Dog Drama - Soundgraphia review
|Release date:||February 2012|
01. Citta Sera
07. Citta Notte
If we were to take an X-Ray of Dog Drama's music, this is probably what we would find written in the form of bones: from Russia with prog.
This is an instrumental album with all its pros and cons. In the backbone of the album, there is a certain older sound and Porcupine Treeisms in the riffs. We also find long winding solos and strong atmospheres built with guitar effects. In fact, the guitar is the dominant force in Soundgraphia and even assumes the role of a voice in the form of solos, as often happens in instrumental albums.
The album's structure is similar to what you find in Opeth's My Arms, Your Hearse, where the songs interconnect but instead of being the last word linking one song to the next, here it is the last instrumental riff/sounds providing that link. This helps to arrange the album and build a coherent storyline. You can also hear the acoustic side of Opeth dropping in from time to time but not bluntly. The mood of the album is typical of somber nights and meditative states and the waves of sound which establish themselves song after song reinforce this feeling of melancholy.
The band incorporates a certain fusion into the songs, Middle Eastern hints, and a good dose of acoustic flashes and post-rock influences. There are heavier moments like in the songs "Sultan" and "Sicilia" but most of it isn't searching for a heavy spasm or outlet. The songs are very layered, diverse and expansive. There is also a direct link between the song titles and the music itself as they are all very evocative. According to the band, the song titles also represent certain geographical locations.

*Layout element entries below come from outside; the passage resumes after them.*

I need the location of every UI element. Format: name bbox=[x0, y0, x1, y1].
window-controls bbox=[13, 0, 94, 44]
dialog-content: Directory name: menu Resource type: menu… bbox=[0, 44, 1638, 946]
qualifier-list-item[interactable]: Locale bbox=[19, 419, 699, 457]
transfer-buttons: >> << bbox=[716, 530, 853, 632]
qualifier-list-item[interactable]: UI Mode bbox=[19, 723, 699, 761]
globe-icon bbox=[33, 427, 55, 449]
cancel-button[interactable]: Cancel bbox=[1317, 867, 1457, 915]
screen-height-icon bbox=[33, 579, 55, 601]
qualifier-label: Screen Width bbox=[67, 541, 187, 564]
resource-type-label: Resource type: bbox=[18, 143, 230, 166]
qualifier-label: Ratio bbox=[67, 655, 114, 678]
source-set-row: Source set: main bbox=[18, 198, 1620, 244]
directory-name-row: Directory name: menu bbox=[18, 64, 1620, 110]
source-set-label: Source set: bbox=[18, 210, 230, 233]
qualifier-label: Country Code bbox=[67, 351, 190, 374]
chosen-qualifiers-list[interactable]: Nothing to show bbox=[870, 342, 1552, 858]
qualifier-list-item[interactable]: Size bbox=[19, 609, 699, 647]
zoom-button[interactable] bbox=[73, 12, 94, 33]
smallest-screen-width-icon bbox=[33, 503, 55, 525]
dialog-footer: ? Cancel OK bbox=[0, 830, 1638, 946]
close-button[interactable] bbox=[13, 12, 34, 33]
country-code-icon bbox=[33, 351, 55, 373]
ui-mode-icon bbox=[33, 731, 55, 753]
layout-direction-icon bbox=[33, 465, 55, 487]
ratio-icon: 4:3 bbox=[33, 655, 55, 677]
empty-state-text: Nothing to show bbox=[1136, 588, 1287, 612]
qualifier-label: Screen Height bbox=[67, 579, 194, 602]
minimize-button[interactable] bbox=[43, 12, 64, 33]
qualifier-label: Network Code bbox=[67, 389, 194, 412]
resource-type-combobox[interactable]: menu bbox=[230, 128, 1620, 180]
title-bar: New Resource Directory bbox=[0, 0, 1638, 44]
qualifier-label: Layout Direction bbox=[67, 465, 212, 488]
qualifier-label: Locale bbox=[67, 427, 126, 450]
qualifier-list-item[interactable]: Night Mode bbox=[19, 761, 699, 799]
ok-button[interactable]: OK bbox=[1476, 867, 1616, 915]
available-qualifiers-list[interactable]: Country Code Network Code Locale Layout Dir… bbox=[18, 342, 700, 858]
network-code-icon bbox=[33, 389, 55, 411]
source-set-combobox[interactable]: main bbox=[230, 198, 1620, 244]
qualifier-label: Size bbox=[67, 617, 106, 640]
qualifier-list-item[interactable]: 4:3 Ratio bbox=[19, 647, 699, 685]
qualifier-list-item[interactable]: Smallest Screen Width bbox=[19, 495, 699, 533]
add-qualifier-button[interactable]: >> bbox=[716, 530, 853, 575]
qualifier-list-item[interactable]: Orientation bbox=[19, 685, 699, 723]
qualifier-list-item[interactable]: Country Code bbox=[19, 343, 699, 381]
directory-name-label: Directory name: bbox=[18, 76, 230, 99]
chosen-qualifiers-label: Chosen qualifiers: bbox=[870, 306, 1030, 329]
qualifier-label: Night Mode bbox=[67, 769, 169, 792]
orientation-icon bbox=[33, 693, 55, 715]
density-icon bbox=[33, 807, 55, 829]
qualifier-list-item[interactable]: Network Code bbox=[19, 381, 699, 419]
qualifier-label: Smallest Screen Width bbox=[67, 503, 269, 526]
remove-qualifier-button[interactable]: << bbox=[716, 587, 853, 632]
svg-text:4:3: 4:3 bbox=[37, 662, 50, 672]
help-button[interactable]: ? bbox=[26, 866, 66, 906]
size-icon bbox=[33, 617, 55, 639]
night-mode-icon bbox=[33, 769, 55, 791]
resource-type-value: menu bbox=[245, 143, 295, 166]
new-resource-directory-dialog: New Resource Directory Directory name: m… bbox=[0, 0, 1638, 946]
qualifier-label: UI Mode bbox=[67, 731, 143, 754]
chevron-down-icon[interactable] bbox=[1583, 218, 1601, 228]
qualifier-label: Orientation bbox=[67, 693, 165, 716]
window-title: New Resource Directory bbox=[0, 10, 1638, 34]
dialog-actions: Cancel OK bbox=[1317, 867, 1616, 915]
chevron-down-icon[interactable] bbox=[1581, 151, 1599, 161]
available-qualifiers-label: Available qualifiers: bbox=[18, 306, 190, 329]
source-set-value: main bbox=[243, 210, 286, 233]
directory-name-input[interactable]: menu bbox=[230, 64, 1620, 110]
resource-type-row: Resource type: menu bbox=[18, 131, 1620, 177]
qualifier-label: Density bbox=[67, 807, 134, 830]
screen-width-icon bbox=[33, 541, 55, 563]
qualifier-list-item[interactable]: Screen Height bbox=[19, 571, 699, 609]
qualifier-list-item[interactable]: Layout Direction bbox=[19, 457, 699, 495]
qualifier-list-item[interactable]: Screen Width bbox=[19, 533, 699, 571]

However, Soundgraphia lacks a bit of that extra edge which makes you titillate and suffers from the usual limitation of instrumental albums: the risk of becoming monotonous. The band appears to still be trying to find their step and nature, and be able to grow from there. What they present isn't immediate, it is demanding for the listener, sometimes too demanding even for prog. They don't seem to be going through an identity crisis but they could take a clearer vision of where they want to go instead of traveling without destination.
Best moments: "Sicilia", "Sultan" and "Frangistan".